We are a city that has a well-documented need to get moving more – full stop.
So, while a lot of health and sporting campaigns can be more metropolitan focused, Sport England’s chief Jennie Price was scouting for inspiration right here in Ballarat on Thursday.
A big part of this is identifying barriers to tackle and break down in reducing the gender gap.
More than three in five Victorian women are not exercising enough. Australian teenage girls are only half as active as their male counterparts.
Analysis shows females tend to cite practical constraints in time and money but deep down, we have the same underlying feelings as English women – we do not feel good enough, or fit enough, to exercise in public.
Elite sportswomen are absolutely inspiring. But ultimately we need to see everyday women just like us getting “hot and not bothered” because those who already feel comfortable are out there doing it.
This is why checking in with regional women is as vitally important as real-life stories from the suburbs. We need to see to believe that girls just like us, can.
When VicHealth and This Girl Can opened recruiting for a Victorian campaign, Ms Price said the expectation was to receive about a half-dozen entries. Instead, 300 women applied in the first week.
The federal government launched its #GirlsMakeYourMove campaign early last year, aiming to empower young Australian women to find an activity they enjoyed.
But it has never hit the same mark Sport England did.

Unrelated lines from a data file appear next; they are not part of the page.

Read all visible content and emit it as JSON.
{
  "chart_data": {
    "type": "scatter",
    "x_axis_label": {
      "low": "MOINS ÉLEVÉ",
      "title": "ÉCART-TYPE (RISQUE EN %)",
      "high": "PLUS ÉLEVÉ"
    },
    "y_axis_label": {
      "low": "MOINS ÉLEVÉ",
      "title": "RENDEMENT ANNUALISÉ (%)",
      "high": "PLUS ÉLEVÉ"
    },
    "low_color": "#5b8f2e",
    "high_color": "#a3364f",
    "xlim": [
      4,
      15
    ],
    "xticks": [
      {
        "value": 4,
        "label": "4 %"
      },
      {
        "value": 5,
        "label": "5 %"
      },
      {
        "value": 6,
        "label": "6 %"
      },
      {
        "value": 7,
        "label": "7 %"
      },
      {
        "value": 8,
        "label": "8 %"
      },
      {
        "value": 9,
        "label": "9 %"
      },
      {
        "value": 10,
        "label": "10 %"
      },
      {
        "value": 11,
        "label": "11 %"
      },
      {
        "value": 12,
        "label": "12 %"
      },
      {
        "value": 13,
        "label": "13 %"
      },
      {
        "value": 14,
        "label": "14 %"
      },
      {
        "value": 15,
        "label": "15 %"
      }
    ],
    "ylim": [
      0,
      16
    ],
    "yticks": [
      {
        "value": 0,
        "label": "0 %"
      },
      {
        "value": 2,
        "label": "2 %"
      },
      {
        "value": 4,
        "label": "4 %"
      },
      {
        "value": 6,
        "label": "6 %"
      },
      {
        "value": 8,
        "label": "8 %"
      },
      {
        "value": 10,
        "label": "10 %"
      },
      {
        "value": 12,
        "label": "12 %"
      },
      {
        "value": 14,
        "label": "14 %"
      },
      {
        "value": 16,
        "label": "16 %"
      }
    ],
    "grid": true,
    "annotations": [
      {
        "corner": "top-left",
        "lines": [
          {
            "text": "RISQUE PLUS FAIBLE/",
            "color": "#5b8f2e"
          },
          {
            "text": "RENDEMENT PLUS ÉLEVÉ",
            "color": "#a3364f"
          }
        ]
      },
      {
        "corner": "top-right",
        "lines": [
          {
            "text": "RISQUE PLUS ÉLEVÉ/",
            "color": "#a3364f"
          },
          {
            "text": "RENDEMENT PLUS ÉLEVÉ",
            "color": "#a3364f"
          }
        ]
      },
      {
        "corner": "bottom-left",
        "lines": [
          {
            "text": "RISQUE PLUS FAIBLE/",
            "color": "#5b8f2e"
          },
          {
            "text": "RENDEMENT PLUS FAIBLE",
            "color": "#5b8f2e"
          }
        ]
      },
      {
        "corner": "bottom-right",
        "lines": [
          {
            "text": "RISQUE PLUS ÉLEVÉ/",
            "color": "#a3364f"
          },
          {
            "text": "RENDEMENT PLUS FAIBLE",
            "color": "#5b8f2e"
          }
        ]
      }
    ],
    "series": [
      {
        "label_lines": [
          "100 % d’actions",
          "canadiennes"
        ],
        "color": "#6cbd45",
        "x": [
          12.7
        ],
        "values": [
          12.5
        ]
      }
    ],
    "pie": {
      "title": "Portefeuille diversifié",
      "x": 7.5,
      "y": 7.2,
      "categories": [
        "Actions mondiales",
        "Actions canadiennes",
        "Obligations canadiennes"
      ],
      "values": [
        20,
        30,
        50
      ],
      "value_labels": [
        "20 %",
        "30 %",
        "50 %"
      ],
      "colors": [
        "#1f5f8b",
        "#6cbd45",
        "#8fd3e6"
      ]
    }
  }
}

The difference? This Girl Can takes pictures of women all shapes and sizes working out and teams these with deliberately edgy and provocative catch-cries: “I kick balls – deal with it”, “I jiggle, therefore I Am”, “Talk to the backhand” or “I play with passion, precision and pigtails”.
Fears of judgement start to melt.
Sport England, largely funded by the National Lottery, specialises in grassroots and pathways to get people more active. (The lottery also funds UK Sport, the body behind Team GB on the Olympic stage).
Ms Price was particularly interested in Ballarat’s booming programs to get and keep young girls in traditionally male-dominated sports. She took a close look at Ballarat Cricket Association’s under-13 girls competition.
But the focus is on how to build on this to keep offer more females a chance to move and the confidence to move, or change how they move, to suit their changing lifestyle and demands.
This Girl Can says it does not matter if we are a bit rubbish at sports, it was just about making a move and achieving for ourselves.
This is a message we really need to hear – even better if told to us through regional voices.